Lo que estuvo a la base de todas estas revueltas es el pueblo. Pero el pueblo no es una cosa, no es algo en sí mismo; es más bien la forma heterónoma de lo que rehúye a cualquier categoría que busque apropiarlo o definirlo. El hecho de que las mujeres no sean tampoco algo en sí mismo, una identidad definida o articulada a la manera de una totalidad, mantiene el sentido de este libro, cuyo problema fundamental fue poner en entredicho muchos de los esquemas categoriales con los que se había hecho una costumbre ya proceder en el campo de la filosofía, en el de las humanidades y en el del discurso académico en general.
La matriz de ese entredicho sigue estando en la lucha que libran los pobres contra los ricos, una lucha de la que no puede afirmarse que se limite a una mera confrontación entre clases. Por supuesto que la confrontación existe, pero como parte de una tensión casi inmemorial que tiene de un lado el poder articulado y viril del uno, y la potencia igualitaria de una multiplicidad heterogénea, del otro. Si esta confrontación toca a la filosofía, es simplemente en virtud de que lo que la multiplicidad introduce en las llanuras del pensamiento filosófico es el escándalo mismo del pensar.
Este escándalo forma parte del partido de los pobres, en el sentido de que “pobres” no son esta o aquella persona en particular (por mucho que también lo sean), sino la reunión de todas las causas humanas que luchan contra el poder del uno sin el consuelo previo de una síntesis que las articule. Sabemos que pastores, intelectuales y sacerdotes suelen precipitarse, tal como no dejaron de hacerlo en los umbrales de este siglo, a abjurar de estas luchas despojadas de una vanguardia que las dirija, de estas improvisadas irrupciones de las mujeres y los hombres del pueblo que de pronto parecen prescindir tanto del horizonte salvífico que trazan probos y expertos, como de los edictos catastrofistas que los inmoviliza. Pero lo cierto es que hay en esto una liberación, un descarte de dictámenes y recetas que lleva a pensar la política en la línea que piensan los feminismos, es decir: como la manera que tienen los cuerpos de definir autónomamente sus formas de estar juntos. No hay otra política que no sea esta, y por eso el problema del pensamiento no es en este aspecto la suspensión de la historia de la metafísica o la pregunta por el origen del Ser, sino más precisamente cómo se enhebran y distribuyen los cuerpos, los textos y las voces sobre la superficie de esta palabra en común.
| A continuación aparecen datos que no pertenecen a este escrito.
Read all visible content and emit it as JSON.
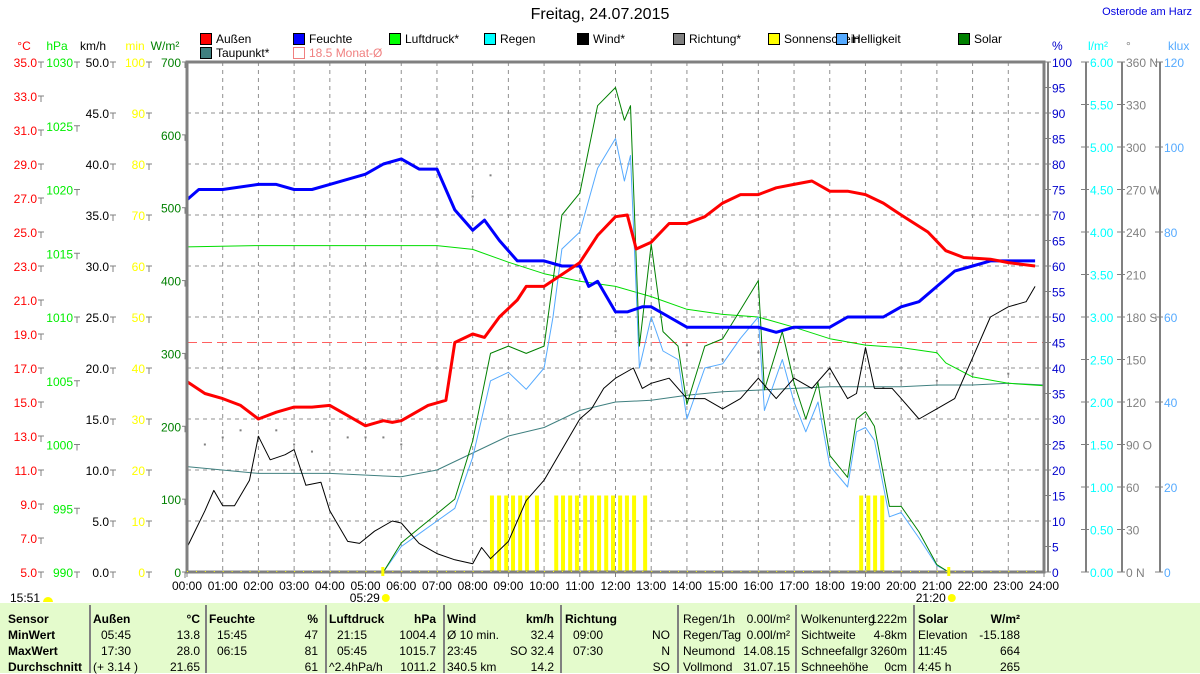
{
  "title": "Freitag, 24.07.2015",
  "location": "Osterode am Harz",
  "legend": [
    {
      "label": "Außen",
      "color": "#ff0000"
    },
    {
      "label": "Feuchte",
      "color": "#0000ff"
    },
    {
      "label": "Luftdruck*",
      "color": "#00ff00"
    },
    {
      "label": "Regen",
      "color": "#00ffff"
    },
    {
      "label": "Wind*",
      "color": "#000000"
    },
    {
      "label": "Richtung*",
      "color": "#808080"
    },
    {
      "label": "Sonnenschein",
      "color": "#ffff00"
    },
    {
      "label": "Helligkeit",
      "color": "#55aaff"
    },
    {
      "label": "Solar",
      "color": "#008000"
    },
    {
      "label": "Taupunkt*",
      "color": "#408080"
    },
    {
      "label": "18.5 Monat-Ø",
      "color": "#f08080"
    }
  ],
  "markers": {
    "sunrise": "05:29",
    "sunset": "21:20",
    "sunshine_total": "15:51"
  },
  "chart_data": {
    "type": "line",
    "title": "Freitag, 24.07.2015",
    "xlabel": "",
    "x_ticks": [
      "00:00",
      "01:00",
      "02:00",
      "03:00",
      "04:00",
      "05:00",
      "06:00",
      "07:00",
      "08:00",
      "09:00",
      "10:00",
      "11:00",
      "12:00",
      "13:00",
      "14:00",
      "15:00",
      "16:00",
      "17:00",
      "18:00",
      "19:00",
      "20:00",
      "21:00",
      "22:00",
      "23:00",
      "24:00"
    ],
    "xlim_hours": [
      0,
      24
    ],
    "grid": true,
    "legend_position": "top",
    "axes": {
      "temp": {
        "unit": "°C",
        "color": "#ff0000",
        "min": 5,
        "max": 35,
        "step": 2,
        "decimals": 1
      },
      "pressure": {
        "unit": "hPa",
        "color": "#00ee00",
        "min": 990,
        "max": 1030,
        "step": 5,
        "decimals": 0
      },
      "wind": {
        "unit": "km/h",
        "color": "#000000",
        "min": 0,
        "max": 50,
        "step": 5,
        "decimals": 1
      },
      "sunshine": {
        "unit": "min",
        "color": "#ffff00",
        "min": 0,
        "max": 100,
        "step": 10,
        "decimals": 0
      },
      "solar": {
        "unit": "W/m²",
        "color": "#008000",
        "min": 0,
        "max": 700,
        "step": 100,
        "decimals": 0
      },
      "humidity": {
        "unit": "%",
        "color": "#0000cc",
        "min": 0,
        "max": 100,
        "step": 5,
        "decimals": 0
      },
      "rain": {
        "unit": "l/m²",
        "color": "#00ffff",
        "min": 0,
        "max": 6,
        "step": 0.5,
        "decimals": 2
      },
      "direction": {
        "unit": "°",
        "color": "#808080",
        "min": 0,
        "max": 360,
        "step": 30,
        "decimals": 0,
        "labels": {
          "360": "360 N",
          "270": "270 W",
          "180": "180 S",
          "90": "90  O",
          "0": "0    N"
        }
      },
      "brightness": {
        "unit": "klux",
        "color": "#55aaff",
        "min": 0,
        "max": 120,
        "step": 20,
        "decimals": 0
      }
    },
    "monthly_avg_temp": 18.5,
    "series": [
      {
        "name": "Außen",
        "axis": "temp",
        "color": "#ff0000",
        "width": 3,
        "x": [
          0,
          0.5,
          1,
          1.5,
          2,
          2.5,
          3,
          3.5,
          4,
          4.5,
          5,
          5.5,
          5.75,
          6,
          6.75,
          7.25,
          7.5,
          8,
          8.33,
          8.75,
          9.25,
          9.5,
          10,
          10.5,
          11,
          11.5,
          12,
          12.33,
          12.58,
          13,
          13.5,
          14,
          14.5,
          15,
          15.5,
          16,
          16.5,
          17,
          17.5,
          18,
          18.5,
          19,
          19.5,
          20,
          20.75,
          21.25,
          21.75,
          22.5,
          23,
          23.75
        ],
        "y": [
          16.2,
          15.5,
          15.2,
          14.8,
          14.0,
          14.4,
          14.7,
          14.7,
          14.8,
          14.2,
          13.6,
          13.9,
          13.8,
          13.9,
          14.8,
          15.1,
          18.5,
          19.0,
          18.8,
          20.0,
          21.0,
          21.8,
          21.8,
          22.5,
          23.2,
          24.8,
          25.9,
          26.0,
          24.0,
          24.4,
          25.5,
          25.5,
          25.9,
          26.7,
          27.2,
          27.2,
          27.6,
          27.8,
          28.0,
          27.4,
          27.4,
          27.2,
          26.7,
          26.0,
          25.0,
          23.9,
          23.5,
          23.4,
          23.2,
          23.0
        ]
      },
      {
        "name": "Feuchte",
        "axis": "humidity",
        "color": "#0000ff",
        "width": 3,
        "x": [
          0,
          0.33,
          1,
          2,
          2.5,
          3,
          3.5,
          4,
          5,
          5.5,
          6,
          6.5,
          7,
          7.5,
          8,
          8.33,
          8.75,
          9.25,
          10,
          10.5,
          11,
          11.25,
          11.5,
          12,
          12.33,
          12.75,
          13,
          13.5,
          14,
          15,
          16,
          16.5,
          17,
          18,
          18.5,
          19.5,
          20,
          20.5,
          21,
          21.5,
          22,
          22.5,
          23,
          23.75
        ],
        "y": [
          73,
          75,
          75,
          76,
          76,
          75,
          75,
          76,
          78,
          80,
          81,
          79,
          79,
          71,
          67,
          69,
          65,
          61,
          61,
          60,
          60,
          56,
          57,
          51,
          51,
          52,
          52,
          50,
          48,
          48,
          48,
          47,
          48,
          48,
          50,
          50,
          52,
          53,
          56,
          59,
          60,
          61,
          61,
          61
        ]
      },
      {
        "name": "Luftdruck*",
        "axis": "pressure",
        "color": "#00dd00",
        "width": 1,
        "x": [
          0,
          2,
          4,
          6,
          7,
          8,
          9,
          10,
          11,
          12,
          13,
          14,
          15,
          16,
          17,
          18,
          19,
          20,
          21,
          21.25,
          22,
          23,
          24
        ],
        "y": [
          1015.5,
          1015.6,
          1015.6,
          1015.6,
          1015.6,
          1015.3,
          1014.3,
          1013.4,
          1012.8,
          1012.4,
          1011.6,
          1010.6,
          1010.2,
          1010.0,
          1009.2,
          1008.3,
          1007.8,
          1007.6,
          1007.2,
          1006.4,
          1005.3,
          1004.8,
          1004.6
        ]
      },
      {
        "name": "Taupunkt*",
        "axis": "temp",
        "color": "#408080",
        "width": 1,
        "x": [
          0,
          2,
          4,
          6,
          7,
          8,
          9,
          10,
          11,
          12,
          13,
          14,
          15,
          16,
          17,
          18,
          19,
          20,
          21,
          22,
          23,
          24
        ],
        "y": [
          11.2,
          10.8,
          10.8,
          10.6,
          11.0,
          12.0,
          13.0,
          13.5,
          14.5,
          15.0,
          15.1,
          15.4,
          15.6,
          15.7,
          15.8,
          15.9,
          15.9,
          15.9,
          16.0,
          16.0,
          16.1,
          16.0
        ]
      },
      {
        "name": "Wind*",
        "axis": "wind",
        "color": "#000000",
        "width": 1,
        "x": [
          0,
          0.5,
          0.75,
          1,
          1.33,
          1.75,
          2,
          2.33,
          2.75,
          3,
          3.33,
          3.75,
          4,
          4.5,
          4.83,
          5.25,
          5.75,
          6,
          6.5,
          7,
          7.5,
          8,
          8.25,
          8.5,
          9,
          9.5,
          10,
          10.5,
          11,
          11.33,
          11.67,
          12,
          12.5,
          12.75,
          13,
          13.5,
          14,
          14.5,
          15,
          15.5,
          16,
          16.5,
          17,
          17.5,
          18,
          18.5,
          18.75,
          19,
          19.25,
          19.75,
          20,
          20.5,
          21,
          21.5,
          22,
          22.5,
          23,
          23.5,
          23.75
        ],
        "y": [
          2.4,
          6,
          8,
          6.5,
          6.5,
          9,
          13.3,
          11,
          11.5,
          12,
          8.5,
          8.8,
          6,
          3.0,
          2.8,
          4,
          5,
          4.8,
          2.8,
          1.8,
          1.2,
          0.8,
          2.4,
          1.3,
          3,
          7,
          9,
          12,
          15,
          16,
          18,
          19,
          20,
          18,
          18.5,
          19,
          17,
          17,
          16,
          17,
          19,
          17,
          19,
          18,
          20,
          17,
          17.5,
          22,
          18,
          18,
          17,
          15,
          16,
          17,
          21,
          25,
          26,
          26.5,
          28
        ]
      },
      {
        "name": "Solar",
        "axis": "solar",
        "color": "#008000",
        "width": 1,
        "x": [
          5.5,
          6,
          6.5,
          7,
          7.5,
          8,
          8.5,
          9,
          9.5,
          10,
          10.25,
          10.5,
          11,
          11.5,
          12,
          12.25,
          12.42,
          12.67,
          13,
          13.33,
          13.75,
          14,
          14.5,
          15,
          15.5,
          16,
          16.17,
          16.67,
          17,
          17.33,
          17.67,
          18,
          18.5,
          18.75,
          19,
          19.25,
          19.67,
          20,
          20.5,
          21,
          21.33
        ],
        "y": [
          0,
          40,
          60,
          80,
          100,
          180,
          300,
          310,
          300,
          310,
          400,
          490,
          520,
          640,
          665,
          620,
          640,
          310,
          450,
          330,
          310,
          230,
          310,
          320,
          360,
          400,
          250,
          330,
          260,
          210,
          260,
          160,
          130,
          210,
          220,
          200,
          90,
          90,
          55,
          10,
          0
        ]
      },
      {
        "name": "Helligkeit",
        "axis": "brightness",
        "color": "#55aaff",
        "width": 1,
        "x": [
          5.5,
          6,
          6.5,
          7,
          7.5,
          8,
          8.5,
          9,
          9.5,
          10,
          10.25,
          10.5,
          11,
          11.5,
          12,
          12.25,
          12.42,
          12.67,
          13,
          13.33,
          13.75,
          14,
          14.5,
          15,
          15.5,
          16,
          16.17,
          16.67,
          17,
          17.33,
          17.67,
          18,
          18.5,
          18.75,
          19,
          19.25,
          19.67,
          20,
          20.5,
          21,
          21.33
        ],
        "y": [
          0,
          6,
          9,
          12,
          15,
          27,
          45,
          47,
          43,
          48,
          60,
          76,
          80,
          95,
          102,
          92,
          98,
          48,
          60,
          52,
          50,
          36,
          48,
          49,
          55,
          60,
          38,
          50,
          40,
          33,
          40,
          25,
          20,
          33,
          34,
          31,
          13,
          14,
          8,
          1.5,
          0
        ]
      }
    ],
    "sunshine_bars": {
      "axis": "sunshine",
      "color": "#ffff00",
      "x": [
        8.54,
        8.74,
        8.94,
        9.13,
        9.33,
        9.52,
        9.8,
        10.34,
        10.53,
        10.73,
        10.92,
        11.15,
        11.34,
        11.54,
        11.74,
        11.93,
        12.13,
        12.32,
        12.52,
        12.83,
        18.88,
        19.08,
        19.27,
        19.47
      ],
      "values": [
        15,
        15,
        15,
        15,
        15,
        15,
        15,
        15,
        15,
        15,
        15,
        15,
        15,
        15,
        15,
        15,
        15,
        15,
        15,
        15,
        15,
        15,
        15,
        15
      ]
    },
    "direction_dots": {
      "axis": "direction",
      "color": "#808080",
      "x": [
        0.5,
        1,
        1.5,
        2,
        2.5,
        3,
        3.5,
        4.5,
        5,
        5.5,
        6,
        8,
        8.5,
        10,
        11,
        12,
        13,
        14,
        15,
        16,
        17,
        18,
        19.5,
        20,
        21,
        22,
        23
      ],
      "values": [
        90,
        95,
        100,
        95,
        100,
        90,
        85,
        95,
        95,
        95,
        90,
        265,
        280,
        200,
        180,
        170,
        150,
        160,
        150,
        155,
        150,
        140,
        130,
        135,
        135,
        140,
        140
      ]
    }
  },
  "table": {
    "sensor": {
      "header": "Sensor",
      "rows": [
        "MinWert",
        "MaxWert",
        "Durchschnitt"
      ]
    },
    "sections": [
      {
        "header": [
          "Außen",
          "°C"
        ],
        "rows": [
          [
            "05:45",
            "13.8"
          ],
          [
            "17:30",
            "28.0"
          ],
          [
            "(+ 3.14 )",
            "21.65"
          ]
        ]
      },
      {
        "header": [
          "Feuchte",
          "%"
        ],
        "rows": [
          [
            "15:45",
            "47"
          ],
          [
            "06:15",
            "81"
          ],
          [
            "",
            "61"
          ]
        ]
      },
      {
        "header": [
          "Luftdruck",
          "hPa"
        ],
        "rows": [
          [
            "21:15",
            "1004.4"
          ],
          [
            "05:45",
            "1015.7"
          ],
          [
            "^2.4hPa/h",
            "1011.2"
          ]
        ]
      },
      {
        "header": [
          "Wind",
          "km/h"
        ],
        "rows": [
          [
            "Ø 10 min.",
            "32.4"
          ],
          [
            "23:45",
            "SO 32.4"
          ],
          [
            "340.5 km",
            "14.2"
          ]
        ]
      },
      {
        "header": [
          "Richtung",
          ""
        ],
        "rows": [
          [
            "09:00",
            "NO"
          ],
          [
            "07:30",
            "N"
          ],
          [
            "",
            "SO"
          ]
        ]
      },
      {
        "header": null,
        "rows": [
          [
            "Regen/1h",
            "0.00l/m²"
          ],
          [
            "Regen/Tag",
            "0.00l/m²"
          ],
          [
            "Neumond",
            "14.08.15"
          ],
          [
            "Vollmond",
            "31.07.15"
          ]
        ]
      },
      {
        "header": null,
        "rows": [
          [
            "Wolkenunterg",
            "1222m"
          ],
          [
            "Sichtweite",
            "4-8km"
          ],
          [
            "Schneefallgr",
            "3260m"
          ],
          [
            "Schneehöhe",
            "0cm"
          ]
        ]
      },
      {
        "header": [
          "Solar",
          "W/m²"
        ],
        "rows": [
          [
            "Elevation",
            "-15.188"
          ],
          [
            "11:45",
            "664"
          ],
          [
            "4:45 h",
            "265"
          ]
        ]
      }
    ]
  }
}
En relación a esto, la obra de Jacques Rancière representa un aporte fundamental, no solo en virtud de su inclinación por pensar la teoría como una forma de experimentación que pone en común pensamientos habitualmente desencontrados –como lo hace el arte con la comunidad entre los materiales– o por su disposición a hacer pasar la filosofía por un abanico de géneros vinculados a lo sensible que van de la literatura al cine pasando por el teatro, el ensayo o la historiografía, sino también por su persistente rechazo a relacionar la política con el poder.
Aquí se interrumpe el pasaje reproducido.